Marts should be created with Views, not by creating new tables.
For most companies there is no need to materialize views as the performance should not be that different. However if you are running into performance issues it can be worth trying materialized views.
2. Use the Data Warehouse
Any large cleaning should be avoided at this stage. You should be selecting the relevant views and filtering out unnecessary columns from the Data Warehouse to build out each Data Mart.
CREATE VIEW SELECT * FROM DataWarehouse.View
Most if not all of the cleaning should have occurred when going from the Lake to the Warehouse, if there is a cleanliness issue address it with modeling in the Warehouse stage.
If you do want to do some additional modeling to create aggregations for performance reasons that is fine, and if you want to combine data to make it easier to analyze we recommend using the wide table approach versus implementing something more complex like star schema.
3. No Star Schema
The performance benefits of star schema no longer exist.
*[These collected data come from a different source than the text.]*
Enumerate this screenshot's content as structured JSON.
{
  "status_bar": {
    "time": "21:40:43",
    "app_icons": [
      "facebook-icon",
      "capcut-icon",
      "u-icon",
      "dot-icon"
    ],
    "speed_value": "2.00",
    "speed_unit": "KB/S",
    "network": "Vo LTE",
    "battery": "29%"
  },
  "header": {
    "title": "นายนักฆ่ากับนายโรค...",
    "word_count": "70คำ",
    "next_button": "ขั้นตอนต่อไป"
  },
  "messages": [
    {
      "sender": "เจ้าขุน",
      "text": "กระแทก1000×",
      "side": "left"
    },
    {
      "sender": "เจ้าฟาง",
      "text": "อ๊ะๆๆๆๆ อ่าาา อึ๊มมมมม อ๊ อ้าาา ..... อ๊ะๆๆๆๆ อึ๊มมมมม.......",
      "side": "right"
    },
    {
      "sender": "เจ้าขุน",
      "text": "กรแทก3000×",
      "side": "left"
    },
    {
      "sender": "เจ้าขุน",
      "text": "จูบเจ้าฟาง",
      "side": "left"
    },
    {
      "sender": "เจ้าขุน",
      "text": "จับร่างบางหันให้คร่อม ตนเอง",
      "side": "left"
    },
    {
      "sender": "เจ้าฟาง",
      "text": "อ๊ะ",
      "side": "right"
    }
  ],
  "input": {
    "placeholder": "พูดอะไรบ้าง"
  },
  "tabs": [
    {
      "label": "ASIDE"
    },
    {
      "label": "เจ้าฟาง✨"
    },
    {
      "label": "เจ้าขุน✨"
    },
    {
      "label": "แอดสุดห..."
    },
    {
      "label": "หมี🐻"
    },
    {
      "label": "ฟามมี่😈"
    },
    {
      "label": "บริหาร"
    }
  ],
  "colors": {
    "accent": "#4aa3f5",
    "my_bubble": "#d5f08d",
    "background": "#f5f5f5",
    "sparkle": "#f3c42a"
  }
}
It is a lot of work to implement. While some people argue it is easier to query after being set up this way, modern BI tools such as Chartio have created interfaces to the data which solve problems such as complex joins.
4. Segment tables
Determine how you are going to split the data into different Data Marts. Common ways include:
- Product Line
- Use Case
- Security considerations
Create a matrix that contains the table names and the segments you are splitting up the data by to determine which group has access to what. Then you can create the relevant views for each Data Mart.
5. Access Update
Prior to implementing Data Marts, you likely had provided all of these groups access to the Data Warehouse. You should remove everyone’s Data Warehouse access by default and grant them access to the mart or marts they belong to.
A few people might need to retain access to both. Let them ask so that you know who has access to what. These people may still want to query the Data Warehouse when they want to analyze data that would span multiple marts.
- Use Views
- Don’t deviate that much from the Data Warehouse Views
- Do not use a Star Schema
- Segment your marts
- Update access to be at the mart level instead of warehouse